Seitdem sei den Algeriern schon vor der Wahl klar, wer am Ende Präsident werde, sagt der politische Analyst und frühere Abgeordnete Mustapha Bouchachi. "Wir haben keine Wahlen. Das Regime entscheidet, wer Präsident wird, und bittet dann die Menschen, das abzusegnen." In Algerien entscheide "le pouvoir - die Macht". Wer zu dieser Klasse aus Clans, Militärs und einflussreichen Personen gehört, ist vielen Beobachtern unklar.
Mit der Entscheidung, Bouteflika erneut kandidieren zu lassen, habe "le pouvoir" einen großen Fehler gemacht. "Jeder im Land weiß, dass Bouteflika nicht mehr in der Lage ist, die Geschäfte zu führen", sagt Bouchachi. "Die erneute Kandidatur sehen viele Algerier jetzt als Demütigung an."
Seit sechs Jahren habe sich Bouteflika nicht mehr an sein Volk gewandt.

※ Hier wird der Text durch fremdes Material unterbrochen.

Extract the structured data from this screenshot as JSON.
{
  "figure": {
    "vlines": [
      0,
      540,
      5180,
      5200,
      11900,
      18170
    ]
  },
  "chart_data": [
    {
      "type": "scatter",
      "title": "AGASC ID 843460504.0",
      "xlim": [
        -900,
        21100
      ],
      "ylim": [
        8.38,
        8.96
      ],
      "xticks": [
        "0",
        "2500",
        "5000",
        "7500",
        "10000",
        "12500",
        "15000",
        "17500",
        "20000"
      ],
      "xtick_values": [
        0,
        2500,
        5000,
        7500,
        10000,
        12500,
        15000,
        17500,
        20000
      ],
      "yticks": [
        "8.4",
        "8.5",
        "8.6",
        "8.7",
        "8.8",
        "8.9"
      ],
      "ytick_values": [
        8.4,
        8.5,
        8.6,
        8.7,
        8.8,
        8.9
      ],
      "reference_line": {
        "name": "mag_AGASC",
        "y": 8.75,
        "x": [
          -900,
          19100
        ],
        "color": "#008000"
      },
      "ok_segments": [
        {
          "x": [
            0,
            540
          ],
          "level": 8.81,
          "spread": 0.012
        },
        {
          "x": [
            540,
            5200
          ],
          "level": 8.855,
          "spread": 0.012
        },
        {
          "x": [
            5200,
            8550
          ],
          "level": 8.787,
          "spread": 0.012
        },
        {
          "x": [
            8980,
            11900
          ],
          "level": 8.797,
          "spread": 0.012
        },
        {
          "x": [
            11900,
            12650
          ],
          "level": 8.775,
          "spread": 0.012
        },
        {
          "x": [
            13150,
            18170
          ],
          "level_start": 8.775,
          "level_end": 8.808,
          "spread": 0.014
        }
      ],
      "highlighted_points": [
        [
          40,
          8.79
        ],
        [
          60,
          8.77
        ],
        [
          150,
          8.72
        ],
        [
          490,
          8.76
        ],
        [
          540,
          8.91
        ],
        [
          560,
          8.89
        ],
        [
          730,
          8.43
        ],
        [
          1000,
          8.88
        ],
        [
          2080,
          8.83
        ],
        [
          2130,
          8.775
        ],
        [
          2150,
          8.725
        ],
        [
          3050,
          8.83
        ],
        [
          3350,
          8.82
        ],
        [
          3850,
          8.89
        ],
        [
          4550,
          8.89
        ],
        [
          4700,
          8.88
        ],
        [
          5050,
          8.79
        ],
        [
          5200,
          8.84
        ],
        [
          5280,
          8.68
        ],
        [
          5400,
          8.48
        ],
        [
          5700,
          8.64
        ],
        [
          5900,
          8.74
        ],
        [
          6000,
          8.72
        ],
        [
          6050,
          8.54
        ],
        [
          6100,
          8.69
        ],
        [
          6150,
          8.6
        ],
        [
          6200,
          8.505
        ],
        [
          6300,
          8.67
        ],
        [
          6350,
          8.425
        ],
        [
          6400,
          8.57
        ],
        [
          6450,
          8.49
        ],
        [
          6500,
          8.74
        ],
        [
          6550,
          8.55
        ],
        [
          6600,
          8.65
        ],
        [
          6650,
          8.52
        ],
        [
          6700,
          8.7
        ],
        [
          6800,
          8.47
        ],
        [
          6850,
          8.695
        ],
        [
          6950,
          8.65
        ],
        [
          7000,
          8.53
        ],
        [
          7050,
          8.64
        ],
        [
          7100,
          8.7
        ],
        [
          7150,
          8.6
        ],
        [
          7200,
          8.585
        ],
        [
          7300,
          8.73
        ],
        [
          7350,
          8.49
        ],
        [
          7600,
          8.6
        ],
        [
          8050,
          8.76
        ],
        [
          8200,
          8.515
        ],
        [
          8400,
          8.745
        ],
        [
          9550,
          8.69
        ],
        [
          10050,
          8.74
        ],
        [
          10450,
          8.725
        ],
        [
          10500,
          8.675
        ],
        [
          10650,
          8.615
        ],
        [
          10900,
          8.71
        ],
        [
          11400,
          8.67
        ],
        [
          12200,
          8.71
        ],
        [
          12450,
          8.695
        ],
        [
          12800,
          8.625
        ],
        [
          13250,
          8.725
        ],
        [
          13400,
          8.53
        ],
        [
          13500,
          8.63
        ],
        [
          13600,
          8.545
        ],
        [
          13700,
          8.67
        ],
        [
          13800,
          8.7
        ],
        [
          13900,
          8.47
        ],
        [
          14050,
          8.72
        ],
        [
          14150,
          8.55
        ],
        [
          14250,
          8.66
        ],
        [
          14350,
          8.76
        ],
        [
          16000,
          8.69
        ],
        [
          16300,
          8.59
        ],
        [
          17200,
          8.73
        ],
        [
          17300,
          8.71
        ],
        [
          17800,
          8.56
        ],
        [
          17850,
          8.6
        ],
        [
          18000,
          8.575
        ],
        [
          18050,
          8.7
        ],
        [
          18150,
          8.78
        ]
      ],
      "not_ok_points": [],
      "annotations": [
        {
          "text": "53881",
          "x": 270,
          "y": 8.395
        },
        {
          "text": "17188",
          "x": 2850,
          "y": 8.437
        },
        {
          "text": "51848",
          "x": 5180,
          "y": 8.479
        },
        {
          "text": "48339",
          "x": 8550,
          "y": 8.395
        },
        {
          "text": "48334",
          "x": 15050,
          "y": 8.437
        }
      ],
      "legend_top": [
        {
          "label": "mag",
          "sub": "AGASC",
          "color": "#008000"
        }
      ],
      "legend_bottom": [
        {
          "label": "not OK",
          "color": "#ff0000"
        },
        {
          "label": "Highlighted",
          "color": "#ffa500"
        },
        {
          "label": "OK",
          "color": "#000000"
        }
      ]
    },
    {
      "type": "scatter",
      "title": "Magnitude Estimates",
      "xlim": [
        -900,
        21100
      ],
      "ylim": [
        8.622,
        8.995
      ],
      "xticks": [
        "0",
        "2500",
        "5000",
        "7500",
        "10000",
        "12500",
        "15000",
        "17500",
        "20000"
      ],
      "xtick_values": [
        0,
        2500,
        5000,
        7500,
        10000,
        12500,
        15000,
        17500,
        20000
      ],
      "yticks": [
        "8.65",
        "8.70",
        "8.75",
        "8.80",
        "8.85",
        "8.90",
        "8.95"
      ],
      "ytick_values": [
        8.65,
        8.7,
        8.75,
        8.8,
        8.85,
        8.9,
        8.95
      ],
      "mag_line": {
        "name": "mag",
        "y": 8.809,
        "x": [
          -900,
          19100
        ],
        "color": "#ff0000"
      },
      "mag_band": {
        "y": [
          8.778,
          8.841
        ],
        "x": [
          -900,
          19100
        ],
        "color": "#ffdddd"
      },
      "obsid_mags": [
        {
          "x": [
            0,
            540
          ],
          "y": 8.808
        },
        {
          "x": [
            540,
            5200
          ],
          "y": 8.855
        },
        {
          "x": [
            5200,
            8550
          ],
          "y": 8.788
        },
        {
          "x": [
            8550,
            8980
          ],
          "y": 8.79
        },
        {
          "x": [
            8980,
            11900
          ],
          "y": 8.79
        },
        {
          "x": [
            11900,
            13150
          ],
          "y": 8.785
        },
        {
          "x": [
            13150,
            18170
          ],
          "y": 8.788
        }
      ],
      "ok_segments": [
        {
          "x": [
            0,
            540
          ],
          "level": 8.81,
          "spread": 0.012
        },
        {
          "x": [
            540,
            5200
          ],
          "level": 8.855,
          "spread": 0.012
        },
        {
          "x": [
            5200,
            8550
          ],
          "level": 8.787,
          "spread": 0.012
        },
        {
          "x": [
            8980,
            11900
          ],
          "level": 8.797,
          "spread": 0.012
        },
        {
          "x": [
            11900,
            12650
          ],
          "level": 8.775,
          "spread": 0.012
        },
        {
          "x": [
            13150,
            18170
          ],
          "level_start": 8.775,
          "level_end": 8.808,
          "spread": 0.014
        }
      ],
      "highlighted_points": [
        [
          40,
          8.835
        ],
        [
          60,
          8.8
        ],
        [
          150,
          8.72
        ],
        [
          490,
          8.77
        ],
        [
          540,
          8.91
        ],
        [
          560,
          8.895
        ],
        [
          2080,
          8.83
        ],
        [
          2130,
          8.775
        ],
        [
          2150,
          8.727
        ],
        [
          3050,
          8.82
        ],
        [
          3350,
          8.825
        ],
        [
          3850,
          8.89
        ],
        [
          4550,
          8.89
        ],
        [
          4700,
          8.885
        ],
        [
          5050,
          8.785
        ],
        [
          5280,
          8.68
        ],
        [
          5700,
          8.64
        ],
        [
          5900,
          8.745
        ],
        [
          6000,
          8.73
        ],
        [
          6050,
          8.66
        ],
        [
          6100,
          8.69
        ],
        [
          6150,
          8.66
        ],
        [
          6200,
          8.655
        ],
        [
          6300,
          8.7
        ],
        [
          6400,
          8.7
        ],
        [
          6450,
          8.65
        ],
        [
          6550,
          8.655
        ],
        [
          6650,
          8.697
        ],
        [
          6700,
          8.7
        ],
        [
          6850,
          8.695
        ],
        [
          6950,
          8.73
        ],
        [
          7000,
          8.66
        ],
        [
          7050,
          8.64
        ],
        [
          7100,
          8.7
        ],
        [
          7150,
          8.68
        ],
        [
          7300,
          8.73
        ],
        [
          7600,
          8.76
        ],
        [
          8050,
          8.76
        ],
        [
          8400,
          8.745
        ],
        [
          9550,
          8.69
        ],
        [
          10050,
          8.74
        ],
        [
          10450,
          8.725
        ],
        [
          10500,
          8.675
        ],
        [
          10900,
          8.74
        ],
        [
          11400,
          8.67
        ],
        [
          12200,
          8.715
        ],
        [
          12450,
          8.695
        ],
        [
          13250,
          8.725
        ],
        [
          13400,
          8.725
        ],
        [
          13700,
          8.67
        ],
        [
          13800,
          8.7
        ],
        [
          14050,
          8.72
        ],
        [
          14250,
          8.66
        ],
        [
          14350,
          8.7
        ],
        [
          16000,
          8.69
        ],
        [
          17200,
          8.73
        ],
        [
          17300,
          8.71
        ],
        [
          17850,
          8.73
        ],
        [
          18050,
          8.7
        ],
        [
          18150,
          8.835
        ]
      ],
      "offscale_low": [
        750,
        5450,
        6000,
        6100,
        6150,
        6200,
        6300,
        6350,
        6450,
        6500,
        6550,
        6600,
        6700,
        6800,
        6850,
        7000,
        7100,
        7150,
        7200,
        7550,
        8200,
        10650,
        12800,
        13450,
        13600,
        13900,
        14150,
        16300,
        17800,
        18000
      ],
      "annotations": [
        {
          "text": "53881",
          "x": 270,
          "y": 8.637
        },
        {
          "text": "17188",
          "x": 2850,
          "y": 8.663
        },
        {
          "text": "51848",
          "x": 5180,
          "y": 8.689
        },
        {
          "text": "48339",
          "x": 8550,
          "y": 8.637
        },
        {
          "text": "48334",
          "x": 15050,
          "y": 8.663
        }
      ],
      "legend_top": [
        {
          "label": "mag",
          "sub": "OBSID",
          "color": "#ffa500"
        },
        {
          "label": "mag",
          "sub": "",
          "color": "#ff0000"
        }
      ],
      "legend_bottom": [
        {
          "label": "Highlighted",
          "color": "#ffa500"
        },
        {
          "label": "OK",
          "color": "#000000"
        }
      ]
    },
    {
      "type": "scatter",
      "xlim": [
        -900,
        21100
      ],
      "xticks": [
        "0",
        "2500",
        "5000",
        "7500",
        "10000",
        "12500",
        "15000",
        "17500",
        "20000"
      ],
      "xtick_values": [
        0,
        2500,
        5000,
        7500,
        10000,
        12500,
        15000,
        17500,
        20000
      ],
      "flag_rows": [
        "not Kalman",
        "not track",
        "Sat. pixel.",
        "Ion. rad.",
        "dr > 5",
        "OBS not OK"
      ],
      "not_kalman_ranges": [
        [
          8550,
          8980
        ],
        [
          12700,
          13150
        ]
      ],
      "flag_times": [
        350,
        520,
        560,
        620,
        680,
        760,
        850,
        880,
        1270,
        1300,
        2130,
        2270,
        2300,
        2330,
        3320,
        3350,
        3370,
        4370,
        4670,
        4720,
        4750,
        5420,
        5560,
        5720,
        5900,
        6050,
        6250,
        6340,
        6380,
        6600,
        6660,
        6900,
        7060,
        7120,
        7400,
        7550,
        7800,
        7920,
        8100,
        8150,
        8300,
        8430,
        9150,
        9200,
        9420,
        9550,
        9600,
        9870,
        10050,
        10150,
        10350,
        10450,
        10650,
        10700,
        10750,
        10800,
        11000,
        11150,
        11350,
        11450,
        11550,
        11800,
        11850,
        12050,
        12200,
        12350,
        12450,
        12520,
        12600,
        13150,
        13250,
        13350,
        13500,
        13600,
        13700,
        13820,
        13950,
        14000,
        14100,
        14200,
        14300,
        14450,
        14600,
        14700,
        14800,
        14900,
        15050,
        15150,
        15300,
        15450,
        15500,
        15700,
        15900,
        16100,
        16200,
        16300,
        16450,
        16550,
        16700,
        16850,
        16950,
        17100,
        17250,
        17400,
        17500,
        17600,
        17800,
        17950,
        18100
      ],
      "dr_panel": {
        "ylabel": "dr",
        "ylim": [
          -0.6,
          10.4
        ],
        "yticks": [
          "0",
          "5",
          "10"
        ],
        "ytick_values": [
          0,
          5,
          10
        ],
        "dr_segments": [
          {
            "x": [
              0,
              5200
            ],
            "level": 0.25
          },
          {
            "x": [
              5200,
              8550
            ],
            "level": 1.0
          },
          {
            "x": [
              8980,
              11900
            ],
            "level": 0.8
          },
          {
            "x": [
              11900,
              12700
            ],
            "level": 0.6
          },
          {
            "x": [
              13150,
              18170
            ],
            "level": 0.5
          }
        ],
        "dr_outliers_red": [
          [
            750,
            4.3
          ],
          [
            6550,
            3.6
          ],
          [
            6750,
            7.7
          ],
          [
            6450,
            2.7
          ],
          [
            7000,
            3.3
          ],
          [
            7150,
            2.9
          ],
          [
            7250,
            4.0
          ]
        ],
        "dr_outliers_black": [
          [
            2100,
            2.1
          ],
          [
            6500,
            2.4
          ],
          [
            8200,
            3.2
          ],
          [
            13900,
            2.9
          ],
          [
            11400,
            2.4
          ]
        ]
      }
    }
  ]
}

Der gesundheitlich angeschlagene Staatschef tritt auch sonst öffentlich kaum noch in Erscheinung. Seit einem Schlaganfall 2013 sitzt der 1937 geborene Bouteflika im Rollstuhl. Immer häufiger sagt er politische Treffen und öffentliche Auftritte ab. Am Sonntag hätte er eigentlich die neue Große Moschee von Algier einweihen sollen. Aber er müsse zu medizinischen Untersuchungen nach Genf reisen, teilte der Präsidentenpalast kurz vorher mit. Auch die Reise von Bundeskanzlerin Angela Merkel wurde im Frühjahr 2017 spontan abgesagt, als ein Teil der Delegation schon in Berlin am Flughafen war.
Die Beziehungen zwischen Berlin und Algier sind gut. Deutschland liegt international auf Platz fünf bei den Einfuhren aus Algerien. Die Bundesrepublik importiert vor allem Öl und Erdgas. Im Gegenzug liefert Deutschland Maschinen und Autos - und Rüstungsgüter. Algerien ist der beste Abnehmer der deutschen Rüstungsindustrie.
Trotz der wirtschaftlichen Probleme Algeriens, der hohen Arbeitslosigkeit und der Unzufriedenheit der jungen Generation blieb das Land unter Bouteflika nach außen hin relativ stabil. Die bisherigen Wahlen liefen nach gut eingespieltem Muster, wie in einer von Wikileaks veröffentlichten Nachricht der amerikanischen Botschaft in Algier schon 2009 nachzulesen war.
"Zu niemandes Überraschung ist Präsident Abdelaziz Bouteflika zu seiner dritten Amtszeit gewählt worden", hieß es in dem als "vertraulich" eingestuften Bericht. Bouteflika gewann damals mit 90 Prozent der Stimmen, und schon damals war das alles dominierende Thema die Perspektivlosigkeit der Jugend.
Die US-Botschaft spricht dann auch von einer "sorgsam choreographierten und stark kontrollierten Wahl". Im Volk machte sich immer mehr Resignation breit. Bei den letzten Parlamentswahlen vor zwei Jahren gingen gerade einmal 38 Prozent zur Wahl - nach offiziellen Angaben.
Aber die Zeit der Lethargie ist vorbei. Premierminister Ahmed Ouyahia hatte, um den Protest einzudämmen, die Forderungen der Demonstrationen dann auch als legitim bezeichnet. Der richtige Ort, sagte der Premier, sei aber die Wahlurne. An die glaubt jedoch kaum noch jemand in Algerien. "Alle vereint", hieß es im Vorfeld der Freitagsdemonstrationen in einem Aufruf des Bündnisses Mouwatana. "Wir marschieren, um unsere Souveränität zurückzubekommen."